稍停又道︰「手段確實無恥了些,誠如所言,精進醫術為的是忠君愛民,屬大是而小非,太後既以無冕醫王見封,再苛責與你,反氣量狹窄了。」袁行方高呼︰「殿下賢明!」袖中抽出一沓銀票來,供奉于案︰「老臣習練許久,奈何指力不足,行針難盡精微,然坐享其成,始終傀怍難安!老臣願以宦資所積、醫堂薄利計銀十萬兩,聊作補償,請殿下笑納!」韓傻兒不嫌錢多,換作白花花的銀子,那得多大一堆?不過,收下這筆錢,老家伙便心安理得了,便有說頭了,再想做他文章就費勁了,還是留有余地、埋下伏筆比較好——搖頭道︰「不用,韓家世代行醫,何曾圖過橫財?」自查自糾,絕癥收一半家產,退銀一百兩,發的可不就是橫財?究其根源,幼年受劫富濟貧的理念影響太深了。

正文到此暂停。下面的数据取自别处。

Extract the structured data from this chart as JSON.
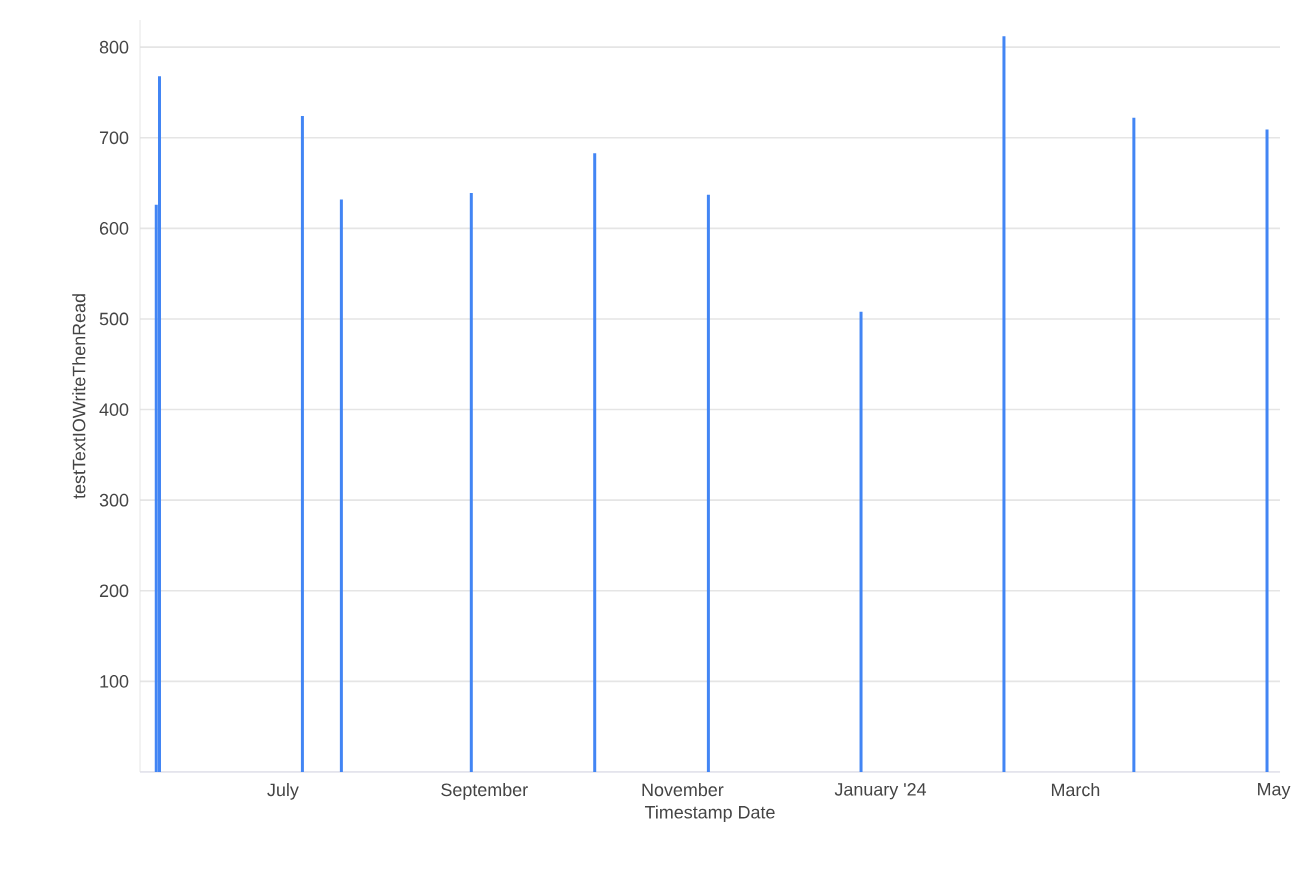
{
  "chart_data": {
    "type": "bar",
    "xlabel": "Timestamp Date",
    "ylabel": "testTextIOWriteThenRead",
    "x": [
      "2023-05-23",
      "2023-05-24",
      "2023-07-07",
      "2023-07-19",
      "2023-08-28",
      "2023-10-05",
      "2023-11-09",
      "2023-12-26",
      "2024-02-08",
      "2024-03-19",
      "2024-04-29"
    ],
    "values": [
      626,
      768,
      724,
      632,
      639,
      683,
      637,
      508,
      812,
      722,
      709
    ],
    "color": "#4285f4",
    "xlim": [
      "2023-05-18",
      "2024-05-03"
    ],
    "xticks": [
      {
        "value": "2023-07-01",
        "label": "July"
      },
      {
        "value": "2023-09-01",
        "label": "September"
      },
      {
        "value": "2023-11-01",
        "label": "November"
      },
      {
        "value": "2024-01-01",
        "label": "January '24"
      },
      {
        "value": "2024-03-01",
        "label": "March"
      },
      {
        "value": "2024-05-01",
        "label": "May"
      }
    ],
    "ylim": [
      0,
      830
    ],
    "yticks": [
      100,
      200,
      300,
      400,
      500,
      600,
      700,
      800
    ],
    "grid": "y"
  }
}
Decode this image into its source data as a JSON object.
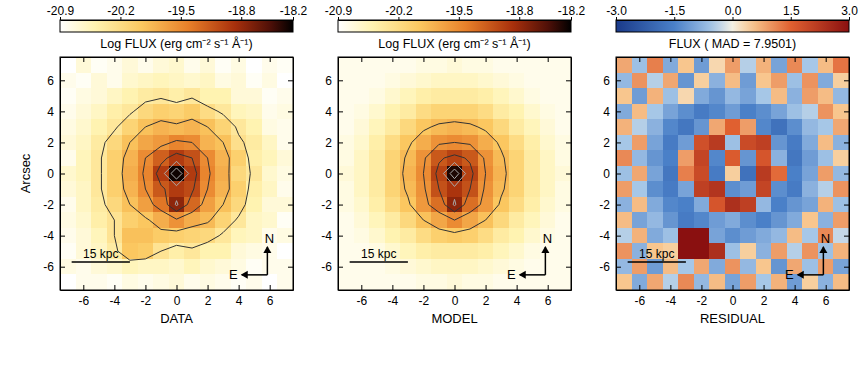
{
  "chart_data": [
    {
      "type": "heatmap",
      "title": "Log FLUX (erg cm⁻² s⁻¹ Å⁻¹)",
      "xlabel": "DATA",
      "ylabel": "Arcsec",
      "x": [
        -7,
        -6,
        -5,
        -4,
        -3,
        -2,
        -1,
        0,
        1,
        2,
        3,
        4,
        5,
        6,
        7
      ],
      "y": [
        7,
        6,
        5,
        4,
        3,
        2,
        1,
        0,
        -1,
        -2,
        -3,
        -4,
        -5,
        -6,
        -7
      ],
      "xlim": [
        -7.5,
        7.5
      ],
      "ylim": [
        -7.5,
        7.5
      ],
      "xticks": [
        -6,
        -4,
        -2,
        0,
        2,
        4,
        6
      ],
      "yticks": [
        -6,
        -4,
        -2,
        0,
        2,
        4,
        6
      ],
      "zlim": [
        -20.9,
        -18.2
      ],
      "zticks": [
        -20.9,
        -20.2,
        -19.5,
        -18.8,
        -18.2
      ],
      "contours": [
        -20.3,
        -19.9,
        -19.5,
        -19.1,
        -18.8,
        -18.5
      ],
      "annotations": {
        "scale_bar": "15 kpc",
        "north": "N",
        "east": "E"
      },
      "cells": [
        [
          -20.9,
          -20.7,
          -20.85,
          -20.8,
          -20.7,
          -20.8,
          -20.7,
          -20.65,
          -20.8,
          -20.7,
          -20.85,
          -20.75,
          -20.9,
          -20.8,
          -20.85
        ],
        [
          -20.8,
          -20.85,
          -20.7,
          -20.8,
          -20.65,
          -20.6,
          -20.55,
          -20.6,
          -20.65,
          -20.6,
          -20.75,
          -20.7,
          -20.85,
          -20.75,
          -20.9
        ],
        [
          -20.85,
          -20.75,
          -20.7,
          -20.6,
          -20.5,
          -20.4,
          -20.35,
          -20.45,
          -20.35,
          -20.5,
          -20.5,
          -20.7,
          -20.7,
          -20.85,
          -20.8
        ],
        [
          -20.8,
          -20.7,
          -20.6,
          -20.45,
          -20.35,
          -20.15,
          -20.05,
          -20.1,
          -20.0,
          -20.2,
          -20.35,
          -20.55,
          -20.6,
          -20.8,
          -20.75
        ],
        [
          -20.75,
          -20.65,
          -20.5,
          -20.35,
          -20.1,
          -19.9,
          -19.8,
          -19.85,
          -19.8,
          -19.9,
          -20.1,
          -20.35,
          -20.5,
          -20.75,
          -20.8
        ],
        [
          -20.7,
          -20.6,
          -20.4,
          -20.15,
          -19.9,
          -19.7,
          -19.6,
          -19.45,
          -19.5,
          -19.8,
          -19.9,
          -20.25,
          -20.4,
          -20.6,
          -20.8
        ],
        [
          -20.8,
          -20.55,
          -20.35,
          -20.05,
          -19.8,
          -19.5,
          -19.2,
          -18.95,
          -19.1,
          -19.5,
          -19.8,
          -20.05,
          -20.45,
          -20.55,
          -20.7
        ],
        [
          -20.65,
          -20.55,
          -20.35,
          -20.05,
          -19.75,
          -19.45,
          -18.95,
          -18.25,
          -18.95,
          -19.45,
          -19.75,
          -20.15,
          -20.35,
          -20.65,
          -20.75
        ],
        [
          -20.7,
          -20.6,
          -20.35,
          -20.05,
          -19.8,
          -19.5,
          -19.15,
          -18.95,
          -19.05,
          -19.5,
          -19.8,
          -20.05,
          -20.45,
          -20.6,
          -20.8
        ],
        [
          -20.8,
          -20.6,
          -20.4,
          -20.15,
          -19.9,
          -19.65,
          -19.35,
          -18.75,
          -19.25,
          -19.65,
          -19.9,
          -20.15,
          -20.5,
          -20.7,
          -20.7
        ],
        [
          -20.75,
          -20.65,
          -20.45,
          -20.3,
          -20.05,
          -19.95,
          -19.75,
          -19.55,
          -19.75,
          -19.85,
          -20.1,
          -20.35,
          -20.6,
          -20.65,
          -20.85
        ],
        [
          -20.8,
          -20.7,
          -20.55,
          -20.3,
          -19.9,
          -19.9,
          -20.0,
          -20.05,
          -20.1,
          -20.15,
          -20.35,
          -20.55,
          -20.6,
          -20.8,
          -20.75
        ],
        [
          -20.85,
          -20.7,
          -20.6,
          -20.4,
          -19.95,
          -20.0,
          -20.3,
          -20.45,
          -20.35,
          -20.5,
          -20.5,
          -20.7,
          -20.75,
          -20.8,
          -20.9
        ],
        [
          -20.75,
          -20.8,
          -20.7,
          -20.65,
          -20.55,
          -20.6,
          -20.6,
          -20.65,
          -20.55,
          -20.65,
          -20.7,
          -20.75,
          -20.85,
          -20.8,
          -20.8
        ],
        [
          -20.9,
          -20.8,
          -20.8,
          -20.85,
          -20.75,
          -20.8,
          -20.75,
          -20.7,
          -20.8,
          -20.75,
          -20.8,
          -20.85,
          -20.8,
          -20.9,
          -20.8
        ]
      ]
    },
    {
      "type": "heatmap",
      "title": "Log FLUX (erg cm⁻² s⁻¹ Å⁻¹)",
      "xlabel": "MODEL",
      "x": [
        -7,
        -6,
        -5,
        -4,
        -3,
        -2,
        -1,
        0,
        1,
        2,
        3,
        4,
        5,
        6,
        7
      ],
      "y": [
        7,
        6,
        5,
        4,
        3,
        2,
        1,
        0,
        -1,
        -2,
        -3,
        -4,
        -5,
        -6,
        -7
      ],
      "xlim": [
        -7.5,
        7.5
      ],
      "ylim": [
        -7.5,
        7.5
      ],
      "xticks": [
        -6,
        -4,
        -2,
        0,
        2,
        4,
        6
      ],
      "yticks": [
        -6,
        -4,
        -2,
        0,
        2,
        4,
        6
      ],
      "zlim": [
        -20.9,
        -18.2
      ],
      "zticks": [
        -20.9,
        -20.2,
        -19.5,
        -18.8,
        -18.2
      ],
      "contours": [
        -19.9,
        -19.5,
        -19.1,
        -18.8,
        -18.5
      ],
      "annotations": {
        "scale_bar": "15 kpc",
        "north": "N",
        "east": "E"
      },
      "cells": [
        [
          -20.8,
          -20.8,
          -20.8,
          -20.8,
          -20.8,
          -20.75,
          -20.75,
          -20.7,
          -20.75,
          -20.75,
          -20.8,
          -20.8,
          -20.8,
          -20.8,
          -20.8
        ],
        [
          -20.8,
          -20.8,
          -20.8,
          -20.75,
          -20.7,
          -20.65,
          -20.6,
          -20.6,
          -20.6,
          -20.65,
          -20.7,
          -20.75,
          -20.8,
          -20.8,
          -20.8
        ],
        [
          -20.8,
          -20.8,
          -20.75,
          -20.65,
          -20.55,
          -20.45,
          -20.4,
          -20.4,
          -20.4,
          -20.45,
          -20.55,
          -20.65,
          -20.75,
          -20.8,
          -20.8
        ],
        [
          -20.8,
          -20.75,
          -20.65,
          -20.5,
          -20.4,
          -20.2,
          -20.1,
          -20.1,
          -20.1,
          -20.2,
          -20.4,
          -20.5,
          -20.65,
          -20.75,
          -20.8
        ],
        [
          -20.8,
          -20.7,
          -20.55,
          -20.4,
          -20.15,
          -19.95,
          -19.85,
          -19.8,
          -19.85,
          -19.95,
          -20.15,
          -20.4,
          -20.55,
          -20.7,
          -20.8
        ],
        [
          -20.75,
          -20.65,
          -20.45,
          -20.2,
          -19.95,
          -19.75,
          -19.55,
          -19.5,
          -19.55,
          -19.75,
          -19.95,
          -20.2,
          -20.45,
          -20.65,
          -20.75
        ],
        [
          -20.75,
          -20.6,
          -20.4,
          -20.1,
          -19.85,
          -19.55,
          -19.15,
          -19.0,
          -19.15,
          -19.55,
          -19.85,
          -20.1,
          -20.4,
          -20.6,
          -20.75
        ],
        [
          -20.7,
          -20.6,
          -20.4,
          -20.1,
          -19.8,
          -19.5,
          -19.0,
          -18.3,
          -19.0,
          -19.5,
          -19.8,
          -20.1,
          -20.4,
          -20.6,
          -20.7
        ],
        [
          -20.75,
          -20.6,
          -20.4,
          -20.1,
          -19.85,
          -19.55,
          -19.1,
          -18.9,
          -19.1,
          -19.55,
          -19.85,
          -20.1,
          -20.4,
          -20.6,
          -20.75
        ],
        [
          -20.75,
          -20.65,
          -20.45,
          -20.2,
          -19.95,
          -19.6,
          -19.3,
          -18.75,
          -19.3,
          -19.6,
          -19.95,
          -20.2,
          -20.45,
          -20.65,
          -20.75
        ],
        [
          -20.8,
          -20.7,
          -20.55,
          -20.4,
          -20.15,
          -19.9,
          -19.7,
          -19.5,
          -19.7,
          -19.9,
          -20.15,
          -20.4,
          -20.55,
          -20.7,
          -20.8
        ],
        [
          -20.8,
          -20.75,
          -20.65,
          -20.5,
          -20.4,
          -20.2,
          -20.05,
          -20.0,
          -20.05,
          -20.2,
          -20.4,
          -20.5,
          -20.65,
          -20.75,
          -20.8
        ],
        [
          -20.8,
          -20.8,
          -20.75,
          -20.65,
          -20.55,
          -20.45,
          -20.4,
          -20.4,
          -20.4,
          -20.45,
          -20.55,
          -20.65,
          -20.75,
          -20.8,
          -20.8
        ],
        [
          -20.8,
          -20.8,
          -20.8,
          -20.75,
          -20.7,
          -20.65,
          -20.6,
          -20.6,
          -20.6,
          -20.65,
          -20.7,
          -20.75,
          -20.8,
          -20.8,
          -20.8
        ],
        [
          -20.8,
          -20.8,
          -20.8,
          -20.8,
          -20.8,
          -20.75,
          -20.75,
          -20.7,
          -20.75,
          -20.75,
          -20.8,
          -20.8,
          -20.8,
          -20.8,
          -20.8
        ]
      ]
    },
    {
      "type": "heatmap",
      "title": "FLUX ( MAD = 7.9501)",
      "xlabel": "RESIDUAL",
      "x": [
        -7,
        -6,
        -5,
        -4,
        -3,
        -2,
        -1,
        0,
        1,
        2,
        3,
        4,
        5,
        6,
        7
      ],
      "y": [
        7,
        6,
        5,
        4,
        3,
        2,
        1,
        0,
        -1,
        -2,
        -3,
        -4,
        -5,
        -6,
        -7
      ],
      "xlim": [
        -7.5,
        7.5
      ],
      "ylim": [
        -7.5,
        7.5
      ],
      "xticks": [
        -6,
        -4,
        -2,
        0,
        2,
        4,
        6
      ],
      "yticks": [
        -6,
        -4,
        -2,
        0,
        2,
        4,
        6
      ],
      "zlim": [
        -3,
        3
      ],
      "zticks": [
        {
          "value": -3,
          "label": "-3.0"
        },
        {
          "value": -1.5,
          "label": "-1.5"
        },
        {
          "value": 0,
          "label": "0.0"
        },
        {
          "value": 1.5,
          "label": "1.5"
        },
        {
          "value": 3,
          "label": "3.0"
        }
      ],
      "annotations": {
        "scale_bar": "15 kpc",
        "north": "N",
        "east": "E"
      },
      "cells": [
        [
          0.8,
          -0.6,
          1.2,
          -0.9,
          0.5,
          -1.1,
          0.3,
          0.9,
          -0.4,
          0.7,
          -1.0,
          1.1,
          -0.5,
          0.6,
          1.3
        ],
        [
          -0.7,
          1.0,
          -0.4,
          0.8,
          -1.2,
          0.4,
          -0.8,
          0.6,
          -1.1,
          0.5,
          0.9,
          -0.6,
          1.0,
          -0.9,
          0.4
        ],
        [
          0.5,
          -1.1,
          0.7,
          -0.6,
          0.3,
          -0.9,
          -1.2,
          -0.7,
          -1.0,
          -0.5,
          0.6,
          -0.8,
          0.9,
          0.6,
          -0.7
        ],
        [
          -0.9,
          0.6,
          -0.5,
          -1.0,
          -1.3,
          -1.6,
          -1.4,
          -1.1,
          -1.5,
          -1.3,
          -1.0,
          -0.6,
          -0.4,
          1.0,
          0.5
        ],
        [
          0.7,
          -0.4,
          -0.8,
          -1.4,
          -1.7,
          -1.2,
          0.8,
          1.5,
          0.9,
          -1.4,
          -1.8,
          -1.3,
          -0.7,
          -0.5,
          0.8
        ],
        [
          -0.5,
          0.9,
          -1.0,
          -1.6,
          -1.1,
          1.8,
          2.2,
          -0.6,
          1.9,
          2.1,
          -1.2,
          -1.6,
          -0.9,
          0.6,
          -0.8
        ],
        [
          1.1,
          -0.7,
          -1.2,
          -1.5,
          0.9,
          2.0,
          -1.4,
          1.6,
          -1.2,
          1.7,
          -0.8,
          -1.7,
          -1.1,
          -0.6,
          0.4
        ],
        [
          -0.6,
          0.8,
          -1.0,
          -1.7,
          1.2,
          1.9,
          -1.6,
          0.4,
          -1.8,
          2.2,
          1.4,
          -1.5,
          -1.0,
          0.9,
          -0.7
        ],
        [
          0.9,
          -0.5,
          -1.3,
          -1.6,
          -1.0,
          2.1,
          2.3,
          -1.3,
          -1.1,
          2.0,
          -1.3,
          -1.6,
          -0.8,
          -0.4,
          1.0
        ],
        [
          -0.8,
          0.6,
          -0.9,
          -1.4,
          -1.5,
          -0.9,
          1.7,
          2.4,
          2.1,
          -0.7,
          -1.5,
          -1.2,
          -1.0,
          0.7,
          -0.6
        ],
        [
          0.6,
          -1.0,
          -0.7,
          -1.2,
          -1.6,
          -1.4,
          -1.1,
          -0.9,
          -1.3,
          -1.5,
          -1.2,
          -0.9,
          0.5,
          -0.8,
          0.9
        ],
        [
          -0.4,
          0.7,
          -0.9,
          -0.6,
          3.0,
          3.0,
          -1.0,
          -1.3,
          -1.1,
          -0.9,
          -0.7,
          0.6,
          -0.5,
          1.1,
          -0.3
        ],
        [
          1.0,
          -0.8,
          0.5,
          0.4,
          3.0,
          3.0,
          2.4,
          -0.6,
          0.4,
          -0.8,
          0.9,
          -0.4,
          1.0,
          -0.6,
          0.7
        ],
        [
          -0.7,
          0.9,
          -1.1,
          0.6,
          -0.5,
          0.8,
          -0.9,
          1.0,
          -0.7,
          0.5,
          -1.2,
          0.8,
          -0.6,
          0.9,
          -1.0
        ],
        [
          0.5,
          -0.9,
          0.8,
          -0.4,
          1.1,
          -0.7,
          0.6,
          -1.0,
          0.9,
          -0.5,
          0.7,
          -1.1,
          0.4,
          -0.8,
          0.6
        ]
      ]
    }
  ]
}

人生如戲,擅長表演的人比比皆是,那曹丕做夢都想當皇帝,還得大臣三請他三辭,仿佛推月兌不掉才篡了漢獻帝的位——這小子可是太後的寵兒!袁行方只作對方惺惺作態,愈發虔誠道︰「秘籍無價,老臣縱傾家蕩產,難補其于萬一,請殿恤成全,讓老臣睡得著安穩覺,吃得下安生飯。」韓傻兒將銀票挪到跟前︰「也好,袁大人請寬坐,我有話說。」袁行方不坐,垂手肅立︰「老臣洗耳恭听。」
韓傻兒道︰「咱醫藥一門,與三教九流無異,門戶之見甚深,只怕教會徒弟,餓死師父,丟掉自己的飯碗,故而不同傳承之間,壁壘森嚴,對于萬千患者,何嘗是一件幸事?我有個計較,你將銀票拿去,權當韓家出錢,你出力,辦個醫者學堂,針法可以教,制膏之法可以教,率先垂範,帶動諸位太醫諸位名家跟風效仿,或可開啟本朝醫界一代新風,不知袁大人以為然否?」說完,反手推回銀票。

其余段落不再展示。